When Intel was considering what to use to process graphics workloads, and potential stream and high performance computing, the most obvious answer was to use multiple cores on one die. Now instead of creating new units like NVIDIA and AMD did with their stream processors, Intel thought that it might go back to previous IP and utilize something from its portfolio. This would get around most potential problems concerning developing a new architecture from the ground up, as well as causing conflicts with other IP from NVIDIA and AMD. So the first decision that Intel made was to use the old Pentium architecture to create a chip with many, many cores, all running as efficiently and simply as possible. Because the Pentium is an in-order architecture, it is quite a bit smaller than an out-of-order product (which has better efficiency in single core performance, but requires many more transistors and a lot more space to implement well).

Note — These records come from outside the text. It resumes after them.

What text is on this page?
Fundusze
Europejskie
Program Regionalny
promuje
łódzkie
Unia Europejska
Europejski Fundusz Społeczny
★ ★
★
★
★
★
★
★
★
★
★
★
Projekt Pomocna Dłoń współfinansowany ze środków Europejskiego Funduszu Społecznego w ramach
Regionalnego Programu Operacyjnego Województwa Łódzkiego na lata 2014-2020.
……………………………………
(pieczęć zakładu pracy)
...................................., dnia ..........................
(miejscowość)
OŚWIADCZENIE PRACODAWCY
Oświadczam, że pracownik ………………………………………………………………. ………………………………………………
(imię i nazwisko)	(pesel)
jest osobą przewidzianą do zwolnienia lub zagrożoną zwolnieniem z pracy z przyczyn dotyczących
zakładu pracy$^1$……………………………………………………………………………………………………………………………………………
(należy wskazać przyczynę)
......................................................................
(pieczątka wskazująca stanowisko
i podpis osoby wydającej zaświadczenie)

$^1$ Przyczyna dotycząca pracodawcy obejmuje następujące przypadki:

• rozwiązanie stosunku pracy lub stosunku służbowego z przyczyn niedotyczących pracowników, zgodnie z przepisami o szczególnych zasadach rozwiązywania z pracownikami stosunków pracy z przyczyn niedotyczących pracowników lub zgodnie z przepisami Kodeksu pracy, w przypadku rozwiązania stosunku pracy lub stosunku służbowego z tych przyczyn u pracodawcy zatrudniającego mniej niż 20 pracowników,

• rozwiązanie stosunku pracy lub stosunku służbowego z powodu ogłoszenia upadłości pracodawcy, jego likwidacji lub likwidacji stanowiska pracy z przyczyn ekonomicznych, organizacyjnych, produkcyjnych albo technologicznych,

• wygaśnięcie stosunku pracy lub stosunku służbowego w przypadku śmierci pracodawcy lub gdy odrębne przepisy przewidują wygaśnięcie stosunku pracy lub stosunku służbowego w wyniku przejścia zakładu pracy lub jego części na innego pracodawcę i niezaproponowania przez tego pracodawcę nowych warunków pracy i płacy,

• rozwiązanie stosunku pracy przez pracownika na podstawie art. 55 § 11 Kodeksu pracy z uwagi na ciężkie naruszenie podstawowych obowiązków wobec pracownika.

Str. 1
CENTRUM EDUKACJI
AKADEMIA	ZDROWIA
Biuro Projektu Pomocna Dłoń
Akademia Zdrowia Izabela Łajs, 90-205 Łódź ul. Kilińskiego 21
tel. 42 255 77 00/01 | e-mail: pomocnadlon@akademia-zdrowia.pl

Shoving 16+ Pentium cores onto a single die does not however make for a good graphics part. X86 integer and floating point units are not uniquely situated to adequately perform under such conditions that 3D graphics require. Intel realizes this, and has made some major modifications which become the basis for the Larrabee architecture.
The core architecture that Larrabee is based on is of course the dual issue, in-order Pentium architecture. Intel is planning on putting many of these cores on a single die to provide the performance and power needed to push pixels onto our screens, as well as provide a common processing architecture for high performance and stream computing. Intel has also added a vector unit to the core which will handle the majority of the floating point grunt work which is required by current and future 3D graphics workloads. Just as Intel did with the original Pentium and MMX, it is adding on extensions to support the vector unit.
The vector unit is capable of handling sixteen 32 bit operations per clock, which can give it a pretty hefty theoretical output in floating point operations. These vector units can act on 32 bit integer instructions, 32 bit floating point instructions, and 64 bit floating point instructions. This does give them quite a bit of flexibility in dealing with workloads that can either be integer or floating point based. This is in direct opposition to the stream processors of both AMD and NVIDIA which are floating point based (integer formats are converted to floating point in hardware).
Texturing is a very intensive operation which is most definitely not suited to pure X86 computing. The texture unit on Larrabee is one of the few fixed function units located on the chip. As such it does not feature the programmability that current AMD and NVIDIA parts have, but it does seem to cover the basics of texturing. Filtering and decompression are the primary functions of this unit, but without it the CPU and vector portions would take 12x to 40x as long to perform these operations as compared to a fixed function unit focused on these workloads.
The ring bus connects all the functional portions of the chip, allowing for fast and relatively low latency communications. Because of the relatively large caches of the individual cores, any kind of latency is covered up.
Every other rendering function is performed by the X86 core and vector units. Basically other than texturing, every potential operation being done in the rendering pipeline can be programmable. This part could be a real blessing or a real curse for Intel. We can see how well AMD initially did with its programmable color resolve with MSAA, and Intel is taking this several steps further. In theory having a fully programmable raster unit and frame buffer could unleash some unique and interesting effects in 3D rendering, but it could also impose a speed penalty to many common usage models and applications.